Not that I know that much about investing and IPOs, mind you.
Ooh, a sarcasm detector. Oh, that's a real useful invention.
User Friendly found this out
--Chag
Comment removed based on user account deletion
Actually, the Dutch auction works in favor of the small investor AND Google.
In traditional IPOs, the company sells itself to several investment banks at a value below the expected fair market value. These banks sell those shares to their best customers. Sometimes they even give out shares with the stipulation that the investor that received those shares must buy more shares at market price when the stock goes public (an illegal practice that drives up share prices). Once the stock goes public, the share price usually rockets (because it is undervalued) and the investment banks are free to sell their stock and pocket the difference. The company issuing the stock gets none of this money, even though it is part of the "perceived value" of the company at the point of the IPO. This system really benefits the investment banks and their big investors, to the detriment of the company issuing the IPO and small investors.
Small investors usually can only buy the stock when trading goes public. Most small investors are lucky to get in the first day, and by then, the price has skyrocketed. With the Dutch auction, every investor is on equal footing.

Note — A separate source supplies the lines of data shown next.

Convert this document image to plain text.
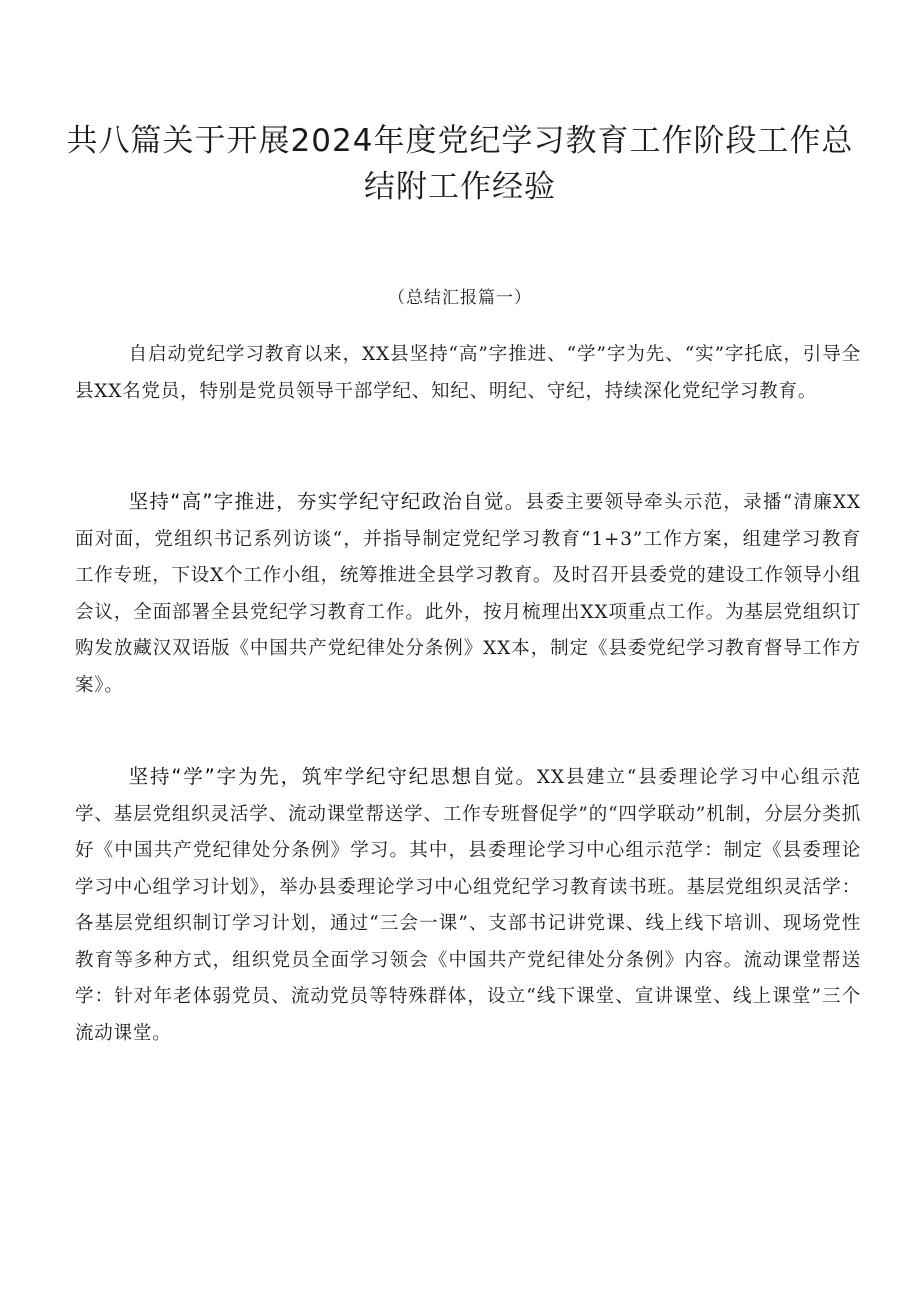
共八篇关于开展2024年度党纪学习教育工作阶段工作总结附工作经验
（总结汇报篇一）

自启动党纪学习教育以来，XX县坚持“高”字推进、“学”字为先、“实”字托底，引导全县XX名党员，特别是党员领导干部学纪、知纪、明纪、守纪，持续深化党纪学习教育。

坚持“高”字推进，夯实学纪守纪政治自觉。县委主要领导牵头示范，录播“清廉XX面对面，党组织书记系列访谈“，并指导制定党纪学习教育“1+3”工作方案，组建学习教育工作专班，下设X个工作小组，统筹推进全县学习教育。及时召开县委党的建设工作领导小组会议，全面部署全县党纪学习教育工作。此外，按月梳理出XX项重点工作。为基层党组织订购发放藏汉双语版《中国共产党纪律处分条例》XX本，制定《县委党纪学习教育督导工作方案》。

坚持“学”字为先，筑牢学纪守纪思想自觉。XX县建立“县委理论学习中心组示范学、基层党组织灵活学、流动课堂帮送学、工作专班督促学”的“四学联动”机制，分层分类抓好《中国共产党纪律处分条例》学习。其中，县委理论学习中心组示范学：制定《县委理论学习中心组学习计划》，举办县委理论学习中心组党纪学习教育读书班。基层党组织灵活学：各基层党组织制订学习计划，通过“三会一课”、支部书记讲党课、线上线下培训、现场党性教育等多种方式，组织党员全面学习领会《中国共产党纪律处分条例》内容。流动课堂帮送学：针对年老体弱党员、流动党员等特殊群体，设立“线下课堂、宣讲课堂、线上课堂”三个流动课堂。
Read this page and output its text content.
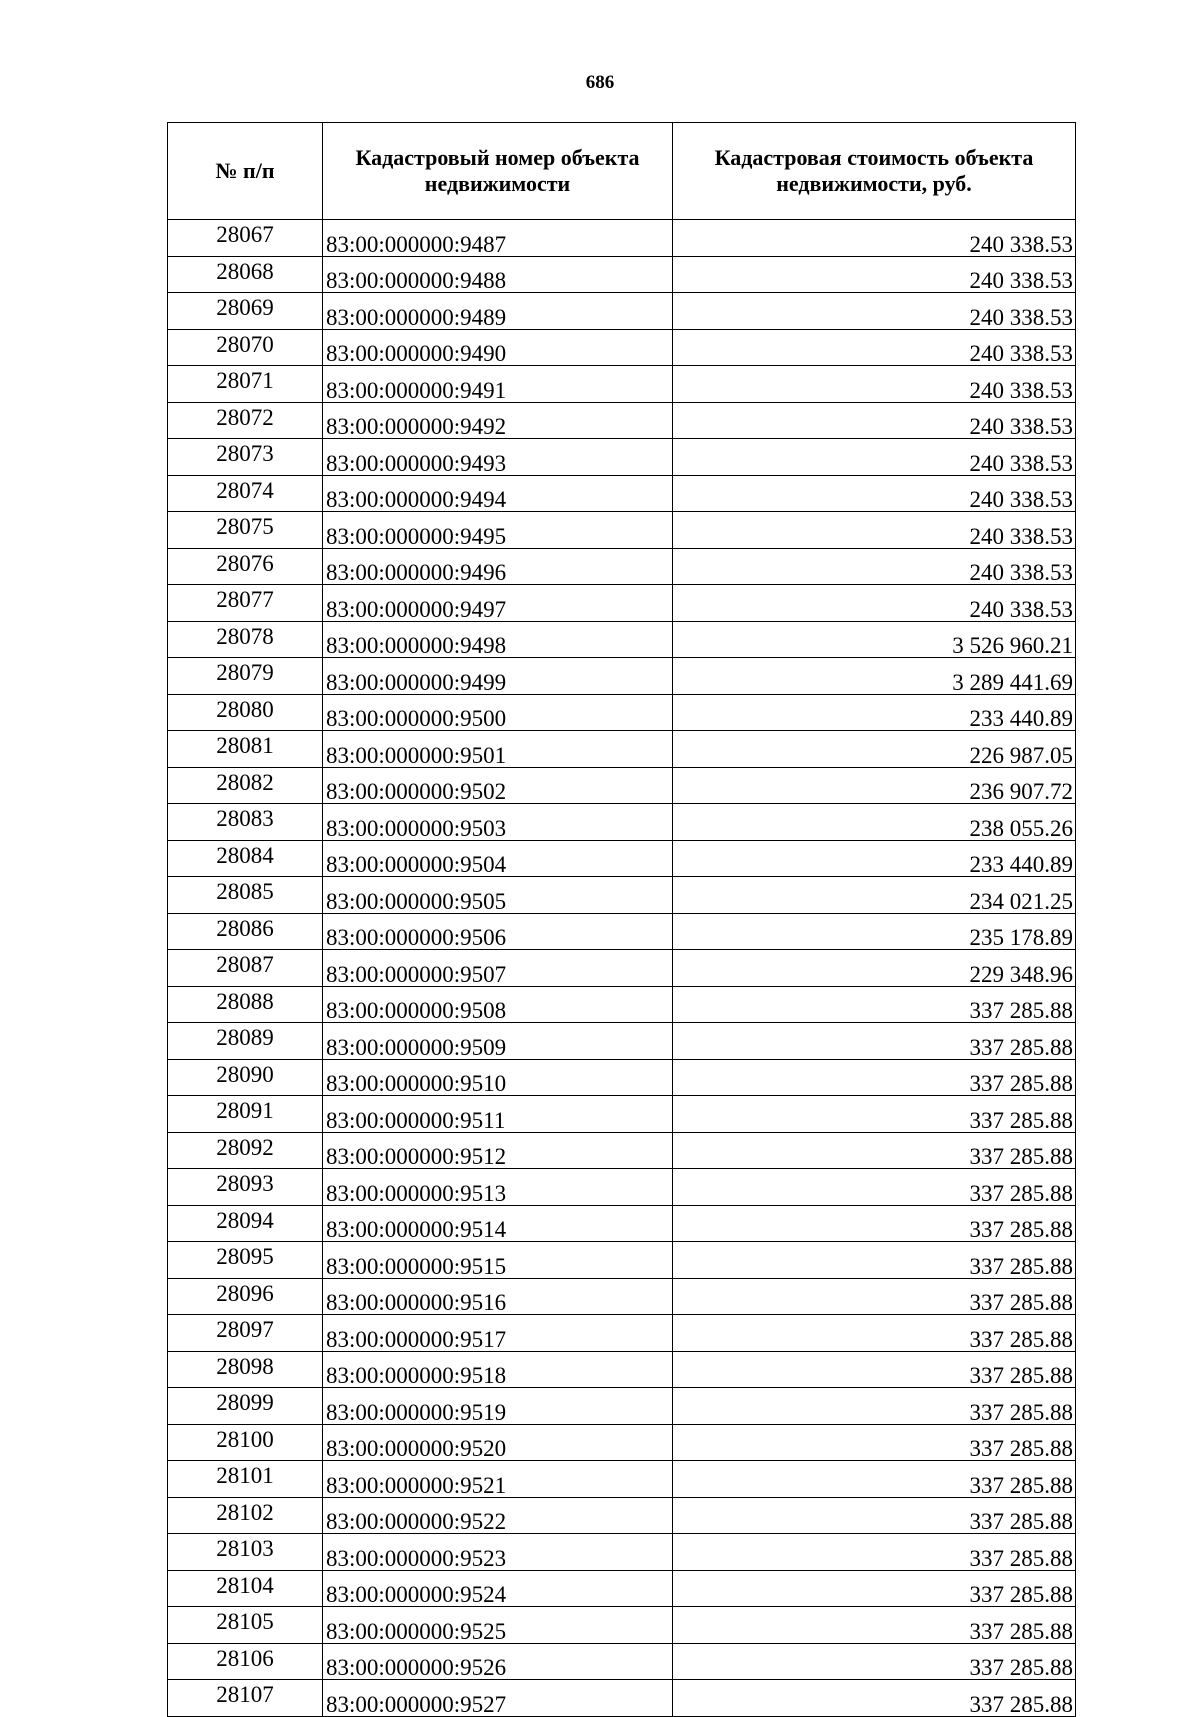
686
№ п/п	Кадастровый номер объекта недвижимости	Кадастровая стоимость объекта недвижимости, руб.
28067	83:00:000000:9487	240 338.53
28068	83:00:000000:9488	240 338.53
28069	83:00:000000:9489	240 338.53
28070	83:00:000000:9490	240 338.53
28071	83:00:000000:9491	240 338.53
28072	83:00:000000:9492	240 338.53
28073	83:00:000000:9493	240 338.53
28074	83:00:000000:9494	240 338.53
28075	83:00:000000:9495	240 338.53
28076	83:00:000000:9496	240 338.53
28077	83:00:000000:9497	240 338.53
28078	83:00:000000:9498	3 526 960.21
28079	83:00:000000:9499	3 289 441.69
28080	83:00:000000:9500	233 440.89
28081	83:00:000000:9501	226 987.05
28082	83:00:000000:9502	236 907.72
28083	83:00:000000:9503	238 055.26
28084	83:00:000000:9504	233 440.89
28085	83:00:000000:9505	234 021.25
28086	83:00:000000:9506	235 178.89
28087	83:00:000000:9507	229 348.96
28088	83:00:000000:9508	337 285.88
28089	83:00:000000:9509	337 285.88
28090	83:00:000000:9510	337 285.88
28091	83:00:000000:9511	337 285.88
28092	83:00:000000:9512	337 285.88
28093	83:00:000000:9513	337 285.88
28094	83:00:000000:9514	337 285.88
28095	83:00:000000:9515	337 285.88
28096	83:00:000000:9516	337 285.88
28097	83:00:000000:9517	337 285.88
28098	83:00:000000:9518	337 285.88
28099	83:00:000000:9519	337 285.88
28100	83:00:000000:9520	337 285.88
28101	83:00:000000:9521	337 285.88
28102	83:00:000000:9522	337 285.88
28103	83:00:000000:9523	337 285.88
28104	83:00:000000:9524	337 285.88
28105	83:00:000000:9525	337 285.88
28106	83:00:000000:9526	337 285.88
28107	83:00:000000:9527	337 285.88
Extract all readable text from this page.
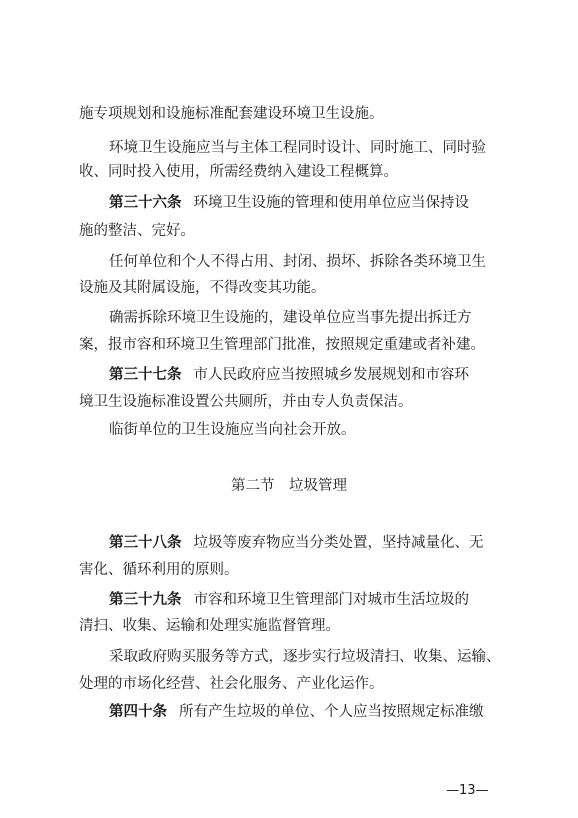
施专项规划和设施标准配套建设环境卫生设施。
环境卫生设施应当与主体工程同时设计、同时施工、同时验
收、同时投入使用，所需经费纳入建设工程概算。
第三十六条 环境卫生设施的管理和使用单位应当保持设
施的整洁、完好。
任何单位和个人不得占用、封闭、损坏、拆除各类环境卫生
设施及其附属设施，不得改变其功能。
确需拆除环境卫生设施的，建设单位应当事先提出拆迁方
案，报市容和环境卫生管理部门批准，按照规定重建或者补建。
第三十七条 市人民政府应当按照城乡发展规划和市容环
境卫生设施标准设置公共厕所，并由专人负责保洁。
临街单位的卫生设施应当向社会开放。
第二节　垃圾管理
第三十八条 垃圾等废弃物应当分类处置，坚持减量化、无
害化、循环利用的原则。
第三十九条 市容和环境卫生管理部门对城市生活垃圾的
清扫、收集、运输和处理实施监督管理。
采取政府购买服务等方式，逐步实行垃圾清扫、收集、运输、
处理的市场化经营、社会化服务、产业化运作。
第四十条 所有产生垃圾的单位、个人应当按照规定标准缴
—13—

If you are willing to buy 10 shares at $100, you will win out over somebody willing to buy 100,000 shares at $90. Everybody who gets the stock will buy it at the lowest price at which all share will sell, so if you bid $135 and the final price is $103, you will get the shares you bid for at $103, the same as everyone else.
FWIW, the estimated market cap for Google, based on those share prices, is more than McDonalds, but roughly the level of Yahoo. Is Google worth as much as Yahoo? That is for you to decide. If you think that those prices overvalue Google, don't buy. If you think Google is going to grow to be a $30 billion company in the next decade, then it is a very good investment. You decide...there are always risks in buying stocks.
--
The internet is the greatest source of biased information in the history of mankind.
Keep in mind that Google has additional avenues of business available to them. Not only have they built some phenominal search technology, but they have also demonstrated the versatility of Linux and the GooOS at maintaining a vast sea of computing hardware.
In the future it may be a Google-inspired operating system that we run for our enterprise computing tasks. The Google Search Appliance is a targeted business to test the culmination of this technology as a consumer product.
Time will tell, but I suspect this is a more robust company than the dot-bombs of the mid 90's. As always, skip the IPO and pickup stock after the initial boom cycle has given way to bust. Don't forget to read the prospectus and do the math to figure out what the company is *really* worth.
Eric Sarjeant
eric[@]sarjeant.com
An IPO is *supposed* to be a financing event. It's only with the dotcom boom that a perception has arisen that the IPO is when you "cash-out" of a company. Traditionally, a company would consider an IPO to raise cash for expansion - it's a means to and end, not an end in itself.
The way Google is conducting their IPO indicates that they view it as a traditional financing event - the higher the IPO price, the more money that's available to the company to expand and grow. In Netscape's IPO, for example, the stock may have closed at $80 at the end of the first trading day, but Netscape itself only realized the $14/share that the offering was priced at. You can bet your bottom dollar that despite all the hype, someone was getting his butt chewed for leaving $66/share on the table. Google's auction doesn't eliminate the possibility of something like this happening, but it does reduce it significantly.